30 Ekim 2021 Cumartesi

KİTAPLARA İMAN İmanın üçüncü şartı, kitaplara inanmaktır. Cenâb-ı Hak, emirlerini, nehiylerini, hikmetlerini kullarına bildirmek için zaman zaman peygamberlerine kitaplar indirmiştir. Tevrat’ı Mûsâ aleyhisselâm’a, Zebûr’u Dâvûd (a.s.)’a, İncil’i Îsâ aleyhisselâm’a, Kur’ân-ı Kerîm’i de Kâinâtın Efendisi Muhammed Mustafâ sallallâhü aleyhi ve sellem Efendimize indirmiştir. Böyle inanmak farzdır. Bu dört muazzam kitaptan başka bir de yüz adet suhuf (sahifeler) vardır. Nitekim Ebû Zer (r.a.) rivâyetinde şöyle buyrulmuştur; 10 Suhuf Âdem aleyhisselâm’a, 50 Suhuf Şît (a.s.)’a, 30 Suhuf İdrîs aleyhisselâm’a, 10 Suhuf İbrâhîm (a.s.)’a gönderilmiştir ki; tamamı 100 Suhuf’tur. Bu Kitap ve Suhuf’un tamamı, indirildikleri minval üzere dosdoğrudur ve Allâhü Teâlâ’nın kelamıdır. Nazmı ve tertibi Allâhü Teâlâ’ya aittir, mahlûk tertibi değildir. Cebrâil aleyhisselâm vasıtasıyla inmiştir. Kur’ân-ı Kerîm, bütün bu kitaplardan sonra muktezâ-yı hâle uygun olarak, Peygamber Efendimiz (s.a.v.)’e yirmi üç senede vahyolunmuştur. Bütün mucizelerin en büyüğü Kur’ân-ı Kerîm’dir. Zira diğer mucizeler vakitlidir. Kur’ân-ı Kerîm ise kıyamete kadar bâkîdir. En kısa bir sûre-i şerîfinin bir benzerini getirmekten bütün mahlûkât âcizdir. Nitekim Allâhü Teâlâ, İsrâ Sûresi’nin 88. âyet-i kerîmesinde şöyle buyurmuştur -meâlen-: “De ki; Andolsun, eğer insanlar ve cinler bu Kur’ân’ın bir mislini getirmek üzere toplanacak olsalar, elbette onun bir mislini getiremeyeceklerdir. Velev ki, bazıları bazılarına yardımcı olsun.” Hakikaten de dil ülkesinin sultanı sayılabilecek Arap şair ve edipleri, Kur’ân-ı Kerîm’in en kısa sûresi sayılan Kevser Sûresi’ne bile fesâhat ve belâğatte denk sayılabilecek bir söz söyleyemediler.
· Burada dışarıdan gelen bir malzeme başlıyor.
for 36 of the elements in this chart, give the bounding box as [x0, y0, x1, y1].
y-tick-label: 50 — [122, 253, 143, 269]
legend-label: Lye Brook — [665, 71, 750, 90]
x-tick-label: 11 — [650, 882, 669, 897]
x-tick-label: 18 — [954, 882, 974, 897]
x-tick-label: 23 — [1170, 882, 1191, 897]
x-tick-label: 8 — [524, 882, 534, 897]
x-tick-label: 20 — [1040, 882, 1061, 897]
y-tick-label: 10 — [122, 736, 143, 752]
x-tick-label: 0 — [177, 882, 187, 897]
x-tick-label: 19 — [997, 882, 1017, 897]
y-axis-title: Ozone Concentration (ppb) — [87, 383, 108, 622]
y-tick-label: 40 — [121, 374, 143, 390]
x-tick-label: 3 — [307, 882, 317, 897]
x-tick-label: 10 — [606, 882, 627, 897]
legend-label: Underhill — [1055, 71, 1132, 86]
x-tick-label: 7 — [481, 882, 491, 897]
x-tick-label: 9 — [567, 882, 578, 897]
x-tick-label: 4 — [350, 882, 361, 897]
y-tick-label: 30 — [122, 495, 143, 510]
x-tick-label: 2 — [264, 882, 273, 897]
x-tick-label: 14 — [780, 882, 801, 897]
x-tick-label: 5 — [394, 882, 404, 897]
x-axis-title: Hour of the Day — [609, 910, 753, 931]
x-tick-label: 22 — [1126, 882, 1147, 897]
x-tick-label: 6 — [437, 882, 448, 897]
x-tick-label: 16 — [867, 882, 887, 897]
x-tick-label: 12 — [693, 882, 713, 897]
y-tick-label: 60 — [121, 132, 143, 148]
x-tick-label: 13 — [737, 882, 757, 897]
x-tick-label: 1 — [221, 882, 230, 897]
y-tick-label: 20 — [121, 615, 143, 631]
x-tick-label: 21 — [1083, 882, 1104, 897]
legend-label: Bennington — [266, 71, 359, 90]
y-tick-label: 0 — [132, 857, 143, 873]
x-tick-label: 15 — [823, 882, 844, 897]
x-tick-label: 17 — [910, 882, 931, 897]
Bu kimselerin her bakımdan âciz oldukları ortaya çıkınca, Kur’ân-ı Kerîm’in Allâhü Teâlâ’nın kelâmı olduğu iyice anlaşılmış oldu. Bundan sonra hidâyeti kabul edenler, bölük bölük Resûlullah (s.a.v.) Efendimiz’in peygamberliğini kabul ve itiraf ettiler.